IMPD officer in court
Steve Jefferson/Eyewitness News
Indianapolis - A Metro Police officer appeared in court for the first time Thursday on felony charges.
K-9 Officer David Bisard's hearing lasted all of five minutes at the City County Building Thursday morning. He's scheduled to return for more hearings in the near future.
Bisard arrived at the City County Building surrounded by family and his attorney. Prosecutors charged the K-9 officer with seven felonies which include reckless homicide.
Investigators say he drove drunk, crashing into two motorcycles last Friday morning. It happened on East 56th Street as Bisard ran lights and sirens to a felony call. The impact killed 30-year-old Eric Wells and injured two others.
Bisard's blood alcohol content was .19, according to a blood draw taken after the crash.
In a news conference Wednesday, city officials said there was no indication at the crash scene that Bisard was intoxicated. The Fatal Alcohol Crash Team investigated the crash because a fatality was involved, but not because alcohol use was initially suspected, Metro Police Chief Paul Ciesielski said.
After the hearing a third rider, who did not get hit, said he felt Bisard should have done more after the crash.
"Why did he leave me there all alone to see all of this? He walked away. He was not there. That is the only thing I have to say," said George Burt, crash witness. "That is his duty [to stay and assist]. If he screwed up he should have stayed. I was the only one to be there."
"My client is not going to make any statement. We made statements yesterday that this is a process and we are going to follow that process and wait and see what the evidence is," said John Kautzmann, Bisard's attorney.
Bisard's attorney has mentioned challenging the blood alcohol content results.
"If the defendant wants to proceed with independent testing that is their right," said Denise Robinson, MCP Chief of Homicide, but added, "We see nothing to suggest that the crime lab results are inaccurate or that we tested anybody else's blood. "
Also, the Fraternal Order of Police is asking for a DNA test on the blood samples taken from Officer Bisard on Friday. They want to confirm the test was accurate and that his blood alcohol level was indeed .19.

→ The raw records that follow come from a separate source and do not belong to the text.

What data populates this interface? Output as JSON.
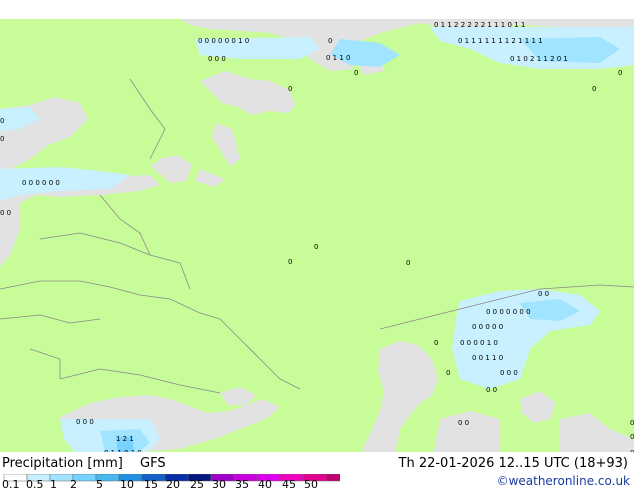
{
  "footer": {
    "title": "Precipitation [mm]",
    "model": "GFS",
    "valid_time": "Th 22-01-2026 12..15 UTC (18+93)",
    "credit": "©weatheronline.co.uk"
  },
  "legend": {
    "ticks": [
      "0.1",
      "0.5",
      "1",
      "2",
      "5",
      "10",
      "15",
      "20",
      "25",
      "30",
      "35",
      "40",
      "45",
      "50"
    ],
    "colors": [
      "#ffffff",
      "#c8f0ff",
      "#a0e4ff",
      "#78d2ff",
      "#4ab8f0",
      "#2090e0",
      "#1060c8",
      "#0830a8",
      "#041880",
      "#a000c8",
      "#c800e0",
      "#e000f0",
      "#f000c0",
      "#e00090",
      "#c00070"
    ]
  },
  "colors": {
    "land": "#c8fc98",
    "sea": "#e2e2e2",
    "precip_light": "#c8f0ff",
    "precip_medium": "#a0e4ff",
    "precip_strong": "#78d2ff",
    "borders": "#8a8a8a"
  },
  "map_labels": [
    {
      "text": "0",
      "lon": 0
    },
    {
      "text": "1"
    },
    {
      "text": "2"
    },
    {
      "text": "6"
    }
  ]
}
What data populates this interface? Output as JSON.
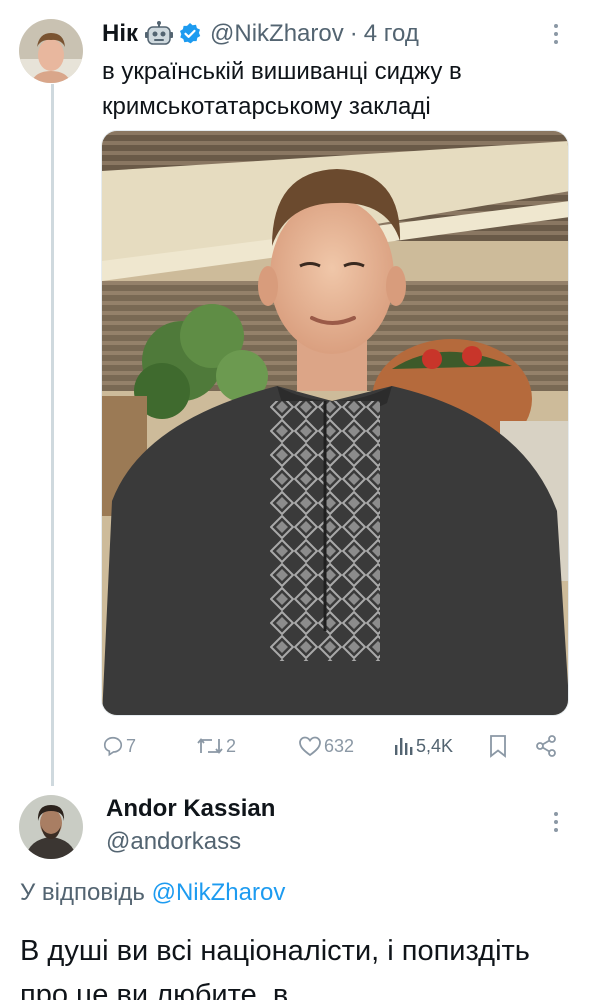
{
  "tweet": {
    "author": {
      "display_name": "Нік",
      "handle": "@NikZharov",
      "verified": true,
      "automated_badge": "robot-icon"
    },
    "separator": "·",
    "time": "4 год",
    "text": "в українській вишиванці сиджу в кримськотатарському закладі",
    "media": {
      "type": "photo",
      "alt": "selfie"
    },
    "actions": {
      "replies": "7",
      "retweets": "2",
      "likes": "632",
      "views": "5,4K"
    }
  },
  "reply": {
    "author": {
      "display_name": "Andor Kassian",
      "handle": "@andorkass"
    },
    "replying_to_prefix": "У відповідь",
    "replying_to_handle": "@NikZharov",
    "text": "В душі ви всі націоналісти, і попиздіть про це ви любите, в"
  },
  "colors": {
    "text_primary": "#0f1419",
    "text_secondary": "#536471",
    "link": "#1d9bf0",
    "icon_muted": "#8b98a5",
    "thread_line": "#cfd9de"
  }
}
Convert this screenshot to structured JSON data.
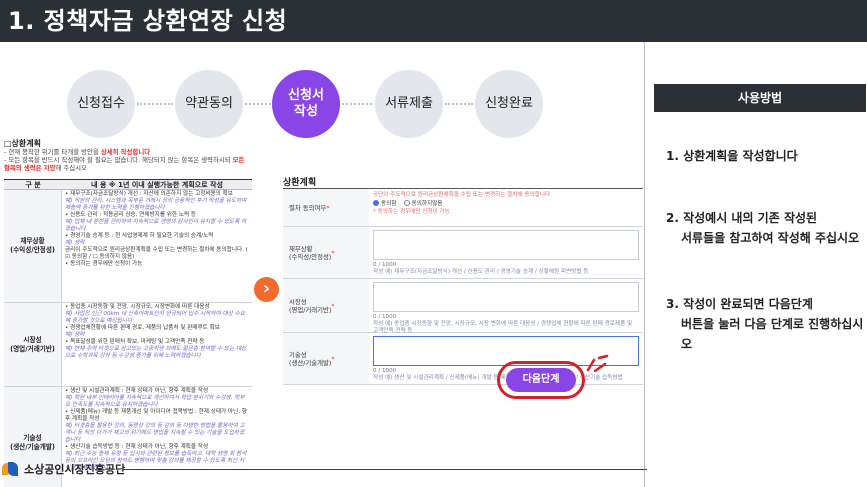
{
  "page": {
    "title": "1. 정책자금 상환연장 신청"
  },
  "steps": [
    {
      "label": "신청접수",
      "active": false
    },
    {
      "label": "약관동의",
      "active": false
    },
    {
      "label": "신청서\n작성",
      "active": true
    },
    {
      "label": "서류제출",
      "active": false
    },
    {
      "label": "신청완료",
      "active": false
    }
  ],
  "doc": {
    "heading": "□상환계획",
    "notes": [
      "- 현재 봉착한 위기를 타개할 방안을 ",
      "상세히 작성합니다",
      "- 모든 항목을 반드시 작성해야 할 필요는 없습니다. 해당되지 않는 항목은 생략하시되 ",
      "모든 항목의 생략은 지양",
      "해 주십시오"
    ],
    "table_header": {
      "col1": "구 분",
      "col2": "내 용 ※ 1년 이내 실행가능한 계획으로 작성"
    },
    "rows": [
      {
        "label": "재무상황\n(수익성/안정성)",
        "lines": [
          "• 재무구조(자금조달방식) 개선 : 자산에 의존하지 않는 고정비용의 확보",
          "예) 직원의 관리, 시스템과 목부운 거래시 상의 금융적인 후기 작성을 유도하여 재출액 증가를 위한 노력을 진행하겠습니다",
          "• 신용도 관리 : 적용금리 상승, 연체방지를 위한 노력 등",
          "예) 업체 내 분한을 관리하여 지속적으로 경영의 감사인이 유지할 수 있도록 하겠습니다",
          "• 경영기술 승계 등 : 현 사업영제계 하 필요한 기술의 승계/노력",
          "예) 생략",
          "금리이 주도적으로 원리금상환계획을 수립 또는 변경하는 절차에 동의합니다. ( ☑ 동의함 / ☐ 동의하지 않음)",
          "• 동의하는 경우에만 신청이 가능"
        ]
      },
      {
        "label": "시장성\n(영업/거래기반)",
        "lines": [
          "• 동업종 시장동향 및 전망, 시장규모, 시장변화에 따른 대응성",
          "예) 사업장 인근 00km 내 신축아파트단지 완공되어 입주 시작하여 대상 수요에 증가할 것으로 예상됩니다",
          "• 경쟁업체현황에 따른 판매 경로, 제품의 납품처 및 판매루트 확보",
          "예) 생략",
          "• 목표달성을 위한 판매처 확보, 마케팅 및 고객만족 전략 등",
          "예) 현재 주력 타겟으로 삼고있는 고중학생 외에도 젊은층 참여할 수 있는 대상으로 수학과목 강좌 등 수강생 증가를 위해 노력하겠습니다"
        ]
      },
      {
        "label": "기술성\n(생산/기술개발)",
        "lines": [
          "• 생산 및 시설관리계획 : 현재 상태가 아닌, 향후 계획을 작성",
          "예) 학원 내부 인테리어를 지속적으로 개선하여서 학업 분위기와 수강생, 학부모 만족도를 지속적으로 유지하겠습니다",
          "• 신제품(메뉴) 개발 등 제품개선 및 아이디어 접목방법 : 현재 상태가 아닌, 향후 계획을 작성",
          "예) 타겟층을 활용한 강의, 동영상 강의 등 강의 등 다양한 방법을 활용하여 고객니 등 직장 다가가 재고의 위기에도 영업을 지속할 수 있는 기술을 도입하겠습니다",
          "• 생산기술 습득방법 등 : 현재 상태가 아닌, 향후 계획을 작성",
          "예) 최근 수능 출제 유형 등 입시와 관련된 정보를 습득하고, 대학 생명 회 참석 등의 오프라인 모임의 참석도 병행하여 맞춤 강의를 제공할 수 있도록 최신 지식을 공유하겠습니다"
        ]
      }
    ]
  },
  "form": {
    "title": "상환계획",
    "rows": [
      {
        "label": "절차 동의여부",
        "text1": "공단이 주도적으로 원리금상환계획을 수립 또는 변경하는 절차에 동의합니다.",
        "opt_yes": "동의함",
        "opt_no": "동의하지않음",
        "note": "* 동의하는 경우에만 신청이 가능"
      },
      {
        "label": "재무상황\n(수익성/안정성)",
        "count": "0 / 1000",
        "hint": "작성 예) 재무구조(자금조달방식) 개선 / 신용도 관리 / 경영기술 승계 / 상황해원 피변방법 등"
      },
      {
        "label": "시장성\n(영업/거래기반)",
        "count": "0 / 1000",
        "hint": "작성 예) 동업종 시장동향 및 전망, 시장규모, 시장 변화에 따른 대응성 / 경쟁업체 현황에 따른 판매 경로제품 및 고객만족 전략 등"
      },
      {
        "label": "기술성\n(생산/기술개발)",
        "count": "0 / 1000",
        "hint": "작성 예) 생산 및 시설관리계획 / 신제품(메뉴) 개발 등 제품 개선 및 아이디어 접목방법 / 생산기술 습득방법"
      }
    ],
    "next_button": "다음단계"
  },
  "usage": {
    "header": "사용방법",
    "items": [
      {
        "first": "1. 상환계획을 작성합니다",
        "rest": ""
      },
      {
        "first": "2. 작성예시 내의 기존 작성된",
        "rest": "서류들을 참고하여 작성해 주십시오"
      },
      {
        "first": "3. 작성이 완료되면 다음단계",
        "rest": "버튼을 눌러 다음 단계로 진행하십시오"
      }
    ]
  },
  "footer": {
    "org": "소상공인시장진흥공단"
  },
  "colors": {
    "accent": "#8a45e6",
    "header": "#2b2f36",
    "arrow": "#f26a2e",
    "highlight": "#d81f26"
  }
}
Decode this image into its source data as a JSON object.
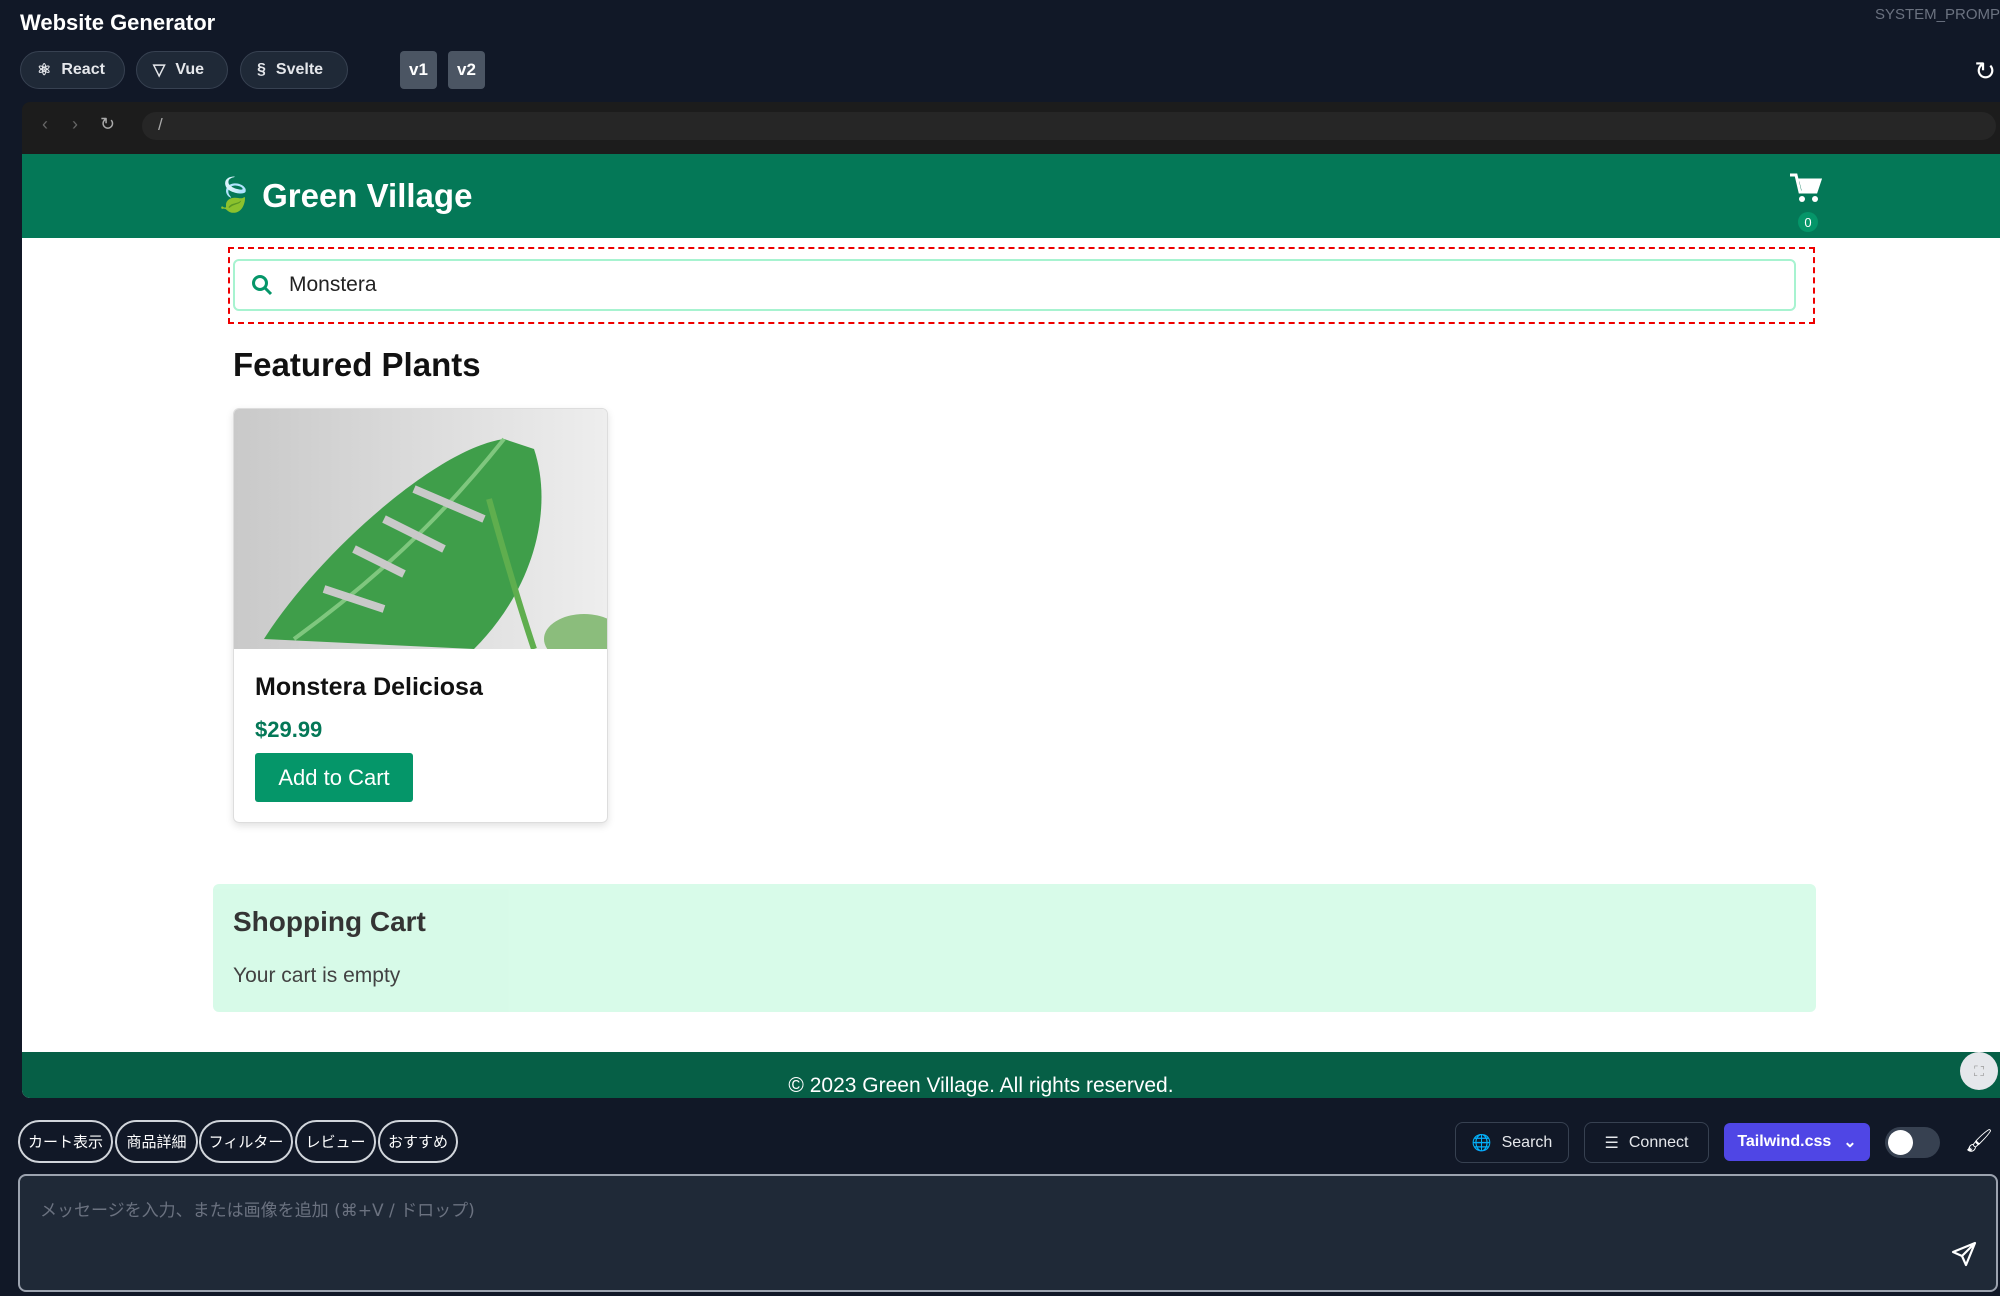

If that's the case, FOP President Bill Owensby says the FOP, in accordance with its bylaws, will not offer Bisard any legal assistance which it normally offers to police officers.
In the meantime, Judge Grant Hawkins wants to know if Bisard will enter an alcohol rehab program. He will also automatically lose his driver's license.
Regarding the suspension of his driver's license, Robinson explained, "That would be common in this type of case, a significant DUI case. The judge, any judge is concerned about future alcohol use."
Bisard remains free on bond as friends and family of Eric Wells prepare to remember him one week after the deadly crash.